Almost all of the world’s DRI is produced using either shaft furnace or rotary kiln technology. Rotary kiln technology is largely exclusive to India; however, most new growth in India and the remainder of the world is using shaft furnace technology because of reliability and higher product quality. Shaft furnace DRI production in 2012 was led by MIDREX® Direct Reduction Plants once again, which produced 44.8 million tons, followed by Energiron (HYL) plants, which produced 11.7 million tons. The fluidized bed based process Finmet made more than 500,000 tons. The remaining 17.1 million tons was produced using various rotary kiln technologies found in India and in other areas of the world.
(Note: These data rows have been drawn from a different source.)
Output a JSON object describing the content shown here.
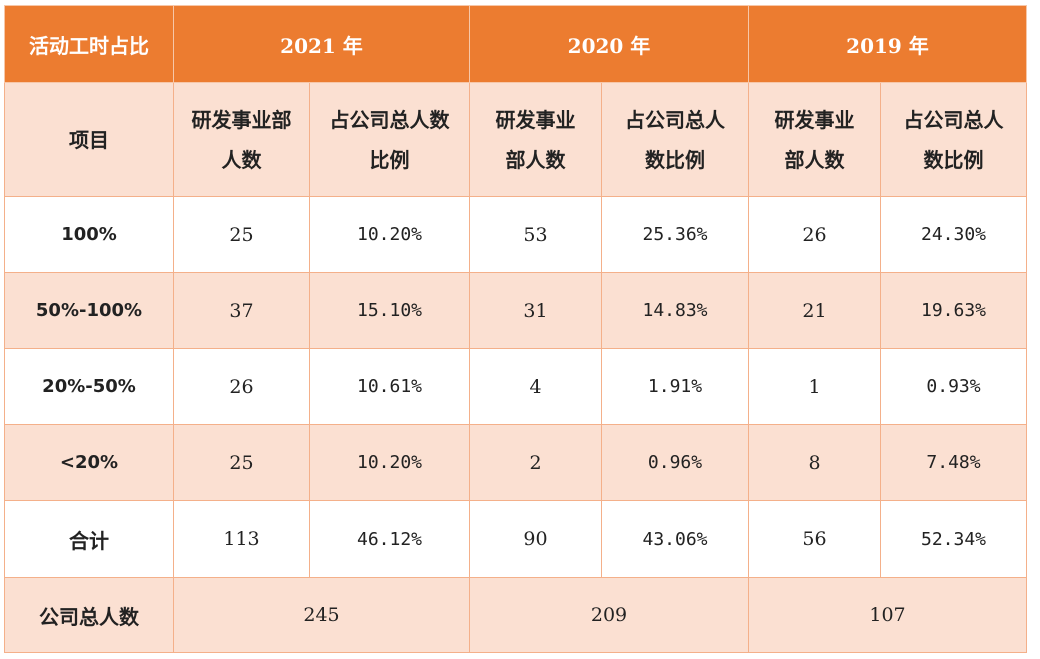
{
  "header": {
    "corner": "活动工时占比",
    "years": [
      "2021 年",
      "2020 年",
      "2019 年"
    ]
  },
  "subheader": {
    "item": "项目",
    "col_a": [
      "研发事业部",
      "人数"
    ],
    "col_b": [
      "占公司总人数",
      "比例"
    ],
    "col_a2": [
      "研发事业",
      "部人数"
    ],
    "col_b2": [
      "占公司总人",
      "数比例"
    ]
  },
  "rows": [
    {
      "label": "100%",
      "y2021_n": "25",
      "y2021_p": "10.20%",
      "y2020_n": "53",
      "y2020_p": "25.36%",
      "y2019_n": "26",
      "y2019_p": "24.30%"
    },
    {
      "label": "50%-100%",
      "y2021_n": "37",
      "y2021_p": "15.10%",
      "y2020_n": "31",
      "y2020_p": "14.83%",
      "y2019_n": "21",
      "y2019_p": "19.63%"
    },
    {
      "label": "20%-50%",
      "y2021_n": "26",
      "y2021_p": "10.61%",
      "y2020_n": "4",
      "y2020_p": "1.91%",
      "y2019_n": "1",
      "y2019_p": "0.93%"
    },
    {
      "label": "<20%",
      "y2021_n": "25",
      "y2021_p": "10.20%",
      "y2020_n": "2",
      "y2020_p": "0.96%",
      "y2019_n": "8",
      "y2019_p": "7.48%"
    },
    {
      "label": "合计",
      "y2021_n": "113",
      "y2021_p": "46.12%",
      "y2020_n": "90",
      "y2020_p": "43.06%",
      "y2019_n": "56",
      "y2019_p": "52.34%"
    }
  ],
  "footer": {
    "label": "公司总人数",
    "y2021": "245",
    "y2020": "209",
    "y2019": "107"
  },
  "colors": {
    "header_bg": "#ec7c30",
    "band_bg": "#fbe0d2",
    "border": "#f4b08a"
  }
}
Complete data is available for download from www.midrex.com.
Details of DR growth and decline
World DRI growth did slow in comparison to previous years, primarily due to disruption of raw materials supply in the largest producer nation, India. A 9% decline in India, from 21.97 million tons in 2011 to 20.05 million tons in 2012, limited world growth to only 0.81 million tons, just over 1%. Outside of India, world production increased by 5.3%.
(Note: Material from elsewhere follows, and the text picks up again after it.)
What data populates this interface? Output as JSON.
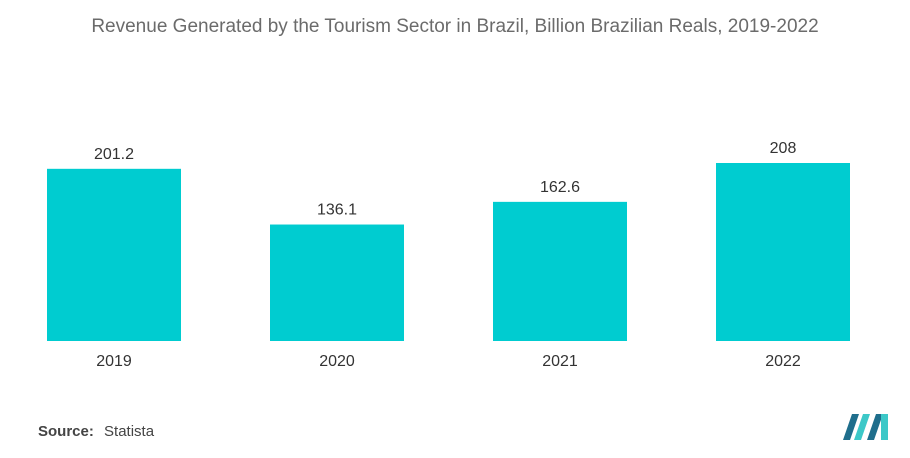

Despite the large decline, India remained the number one producer, making more than 27% of the world’s DRI. Iran continued its growth and was the second largest producer with almost 16%. Saudi Arabia was in third place with 5.7 million tons, and Mexico fell to fourth place with 5.6 million tons. Relatively new plants ramping up toward capacity was the primary reason for most of the growth. Despite production problems in India, DRI production rose in most other nations. Other major producing nations that set new all-time highs include Russia at 5.2 million tons, the United Arab Emirates at 2.7 million tons, Qatar at 2.4 million tons and Oman at 1.5 million tons.
India’s Decline in Production
The problem that affected production in India involved a decline in the availability of iron ore caused by court ordered bans on mining until questions involving regulation, licensing and environmental problems could be resolved by the Indian government. Nationwide, iron ore production was down by more than 40 million tons (about 20%) and in some provinces, iron ore mining was nearly shuttered. For example, in the Indian state of Andhra Pradesh, ore output was down by 85%. Simultaneously, allotments of natural gas were fully subscribed causing the price of the gas to escalate rapidly. Both coal based and gas based DRI production fell; however, gas based fell by a larger share because it was hit by both the ore shortage and the increased gas prices. At least three natural gas based DR plants were completely closed.
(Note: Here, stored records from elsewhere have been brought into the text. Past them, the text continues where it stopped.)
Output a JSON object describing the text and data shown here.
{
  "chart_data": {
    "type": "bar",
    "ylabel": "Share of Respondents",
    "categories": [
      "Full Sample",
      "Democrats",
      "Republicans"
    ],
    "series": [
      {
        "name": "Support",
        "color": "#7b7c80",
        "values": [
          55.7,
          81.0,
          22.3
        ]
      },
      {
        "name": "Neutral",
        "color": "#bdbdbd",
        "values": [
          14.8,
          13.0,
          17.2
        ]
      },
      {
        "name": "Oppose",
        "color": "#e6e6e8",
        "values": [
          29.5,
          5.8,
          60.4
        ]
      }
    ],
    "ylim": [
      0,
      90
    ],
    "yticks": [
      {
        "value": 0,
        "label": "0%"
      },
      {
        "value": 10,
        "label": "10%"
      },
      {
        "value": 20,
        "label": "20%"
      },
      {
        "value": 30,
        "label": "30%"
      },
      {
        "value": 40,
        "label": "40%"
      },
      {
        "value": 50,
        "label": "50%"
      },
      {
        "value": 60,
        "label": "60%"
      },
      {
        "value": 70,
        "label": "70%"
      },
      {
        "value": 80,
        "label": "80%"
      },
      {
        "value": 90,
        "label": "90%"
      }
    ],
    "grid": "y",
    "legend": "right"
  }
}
Other than the ore supply problem within India, there were other forces that caused DRI growth to proceed at a slower rate. The slow recovery by some of the world’s major economies from the Financial Crisis of 2008-2009 was still placing a drag on growth throughout most of the world. Political strife in many areas also detracted from growth. On the positive side, the shale gas phenomenon in the United States and Canada remarkably lowered pricing of natural gas in North America. This is causing a number of companies to investigate the building of DR capacity within the US, Canada and Mexico.
DRI Production Forecast
There are a large number of shaft furnace plants currently under construction, representing nearly 20 million tons/year of capacity. Even though most of this capacity is currently scheduled for start-up in 2013-2014, a conservative view of the situation is that many of the plants are in locations where it will be difficult to maintain schedules as planned. Economic and political factors are apt to slow completion. Therefore, Midrex is forecasting these plants to actually come on stream over the period 2013 through 2015. Some of the plants will likely ramp up to capacity quite swiftly, but others may take some time. This should result in an average increase in production of about 5 to 6 million tons/year over the next few years.
Over the longer term, there are two significant economic forces that should cause DRI production to continue to grow rapidly. First, it is expected that natural gas supplies will grow at a more rapid rate than in previous years. The technology for shale gas production has radically altered the supply/demand picture in North America and this technology is quickly expanding worldwide. Second, the movement to monetize a penalty for CO2 generation is gathering momentum and within the next decade or so is expected to have a worldwide effect as more integrated mills will begin to use HBI. Both of these forces will cause additional DR capacity to be constructed. The expectation for longer term DR industry growth is that it will accelerate: sometime between the year 2025 and 2030, we expect worldwide DRI production could surpass 200 million tons per year.